La Roxana Baldetti que conoció Guatemala en tiempos de campaña, como vicepresidente o como diputada del Congreso de la República, parece resurgir ahora que enfrenta su primer juicio por el caso del Lago de Amtitlán. Como en los viejos tiempos, se escucha imponente una voz en el Tribunal de Alto Impacto C. Es Baldetti, quien en sus últimos discursos públicos antes de ir a la cárcel, se enorgullecía de ser la primera vicepresidenta que ha tenido este país.

Como si estuviera en el podio del poder, así se escucha a Baldetti desafiar a Pablo Xitimul, presidente del tribunal que la juzga­, la última arremetida de la exvicepresidenta fue ayer. Y no deja de impresionar a los involucrados en el proceso:

“Creo usted tiene odio, desprecio contra la mujer, porque le quiero contar que cuando usted dijo que bajo apercibimiento me iba a traer a este juzgado, cuando yo estaba siendo traslada al hospital Roosvelt yo tuve una crisis nerviosa la cual ha tenido consecuencias. ¡Qué casualidad que usted persigue a una directora, a la subdirectora y una doctora mujer! Quiere decir que usted trae en la sangre la misoginia y no voy a permitir que se me haga ver como una personas que quiere alterar las cosas”

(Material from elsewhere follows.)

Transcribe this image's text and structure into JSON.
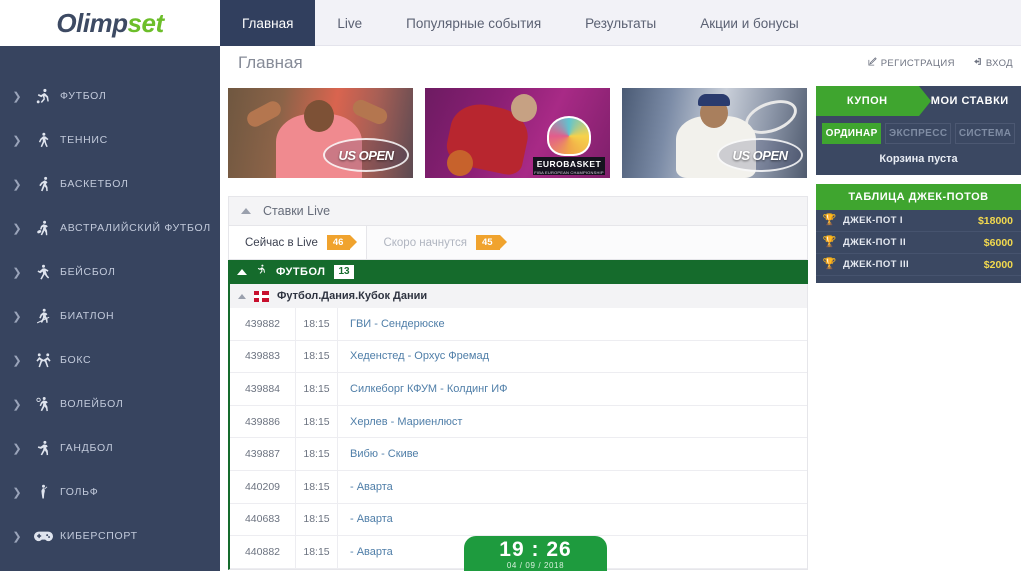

El 11 de junio Baldetti intentó detener el inicio del juicio y alzó la voz. Este fue el intercambio de palabras entre el juzgador y ella:

Baldetti: Señor Juez, le estoy pidiendo la palabra con toda educación.

Juez Xitimul: sí ya le entendí, tenga la bondad de sentarse y en su momento se le concederá.

Baldetti: ya no me sirve cuando usted me la dé. Me sirve ahorita.

Juez: el Tribunal es quien decide.

Baldetti: Y usted no me va a dar la palabra.

Juez: En su momento, en este momento siéntese

Baldetti: No. No me voy a sentar le estoy pidiendo la palabra. Finalmente el juez accedió.

Juez: diríjase al Tribunal.

Oscar Poroj, abogado del hijo y el hermano del presidente Jimmy Morales, opina que existen parámetros de disciplina que deben mantener todas las partes para que exista concordia en proceso.

“En un juicio oral, la autoridad que es la judicatura tienen un poder de disciplina, pero tiene que ir acorde al difícil trabajo que tiene los abogados de defender y los fiscales de acusar. El sindicado tiene derecho de intervenir en las audiencias cuando así lo considera, pero es necesario mantener el control aunque les cueste en ocasiones a las partes procesales.

David Pineda, abogado litigante en casos de alto impacto, considera que debe existir un balance entre las garantías del sindicado y el ejercicio del poder de disciplina:

La mejor forma en la que un juez o funcionario puede protegerse es apegarse estrictamente a lo que establece la ley y garantizarle los derechos a los sindicados.Y en contraste la ley le da el juez la facultad de reconducir al procesado si este no se ajusta a la ley.

La Línea, TCQ, Cooptación del Estado y el caso del Agua Mágica del Lago de Amatitlán son algunos de los casos por los cuales Baldetti está procesada. El del Lago de Amatitlán es el primero por el que enfrenta juicio, pero la exvicepresidenta se resiste a ser juzgada.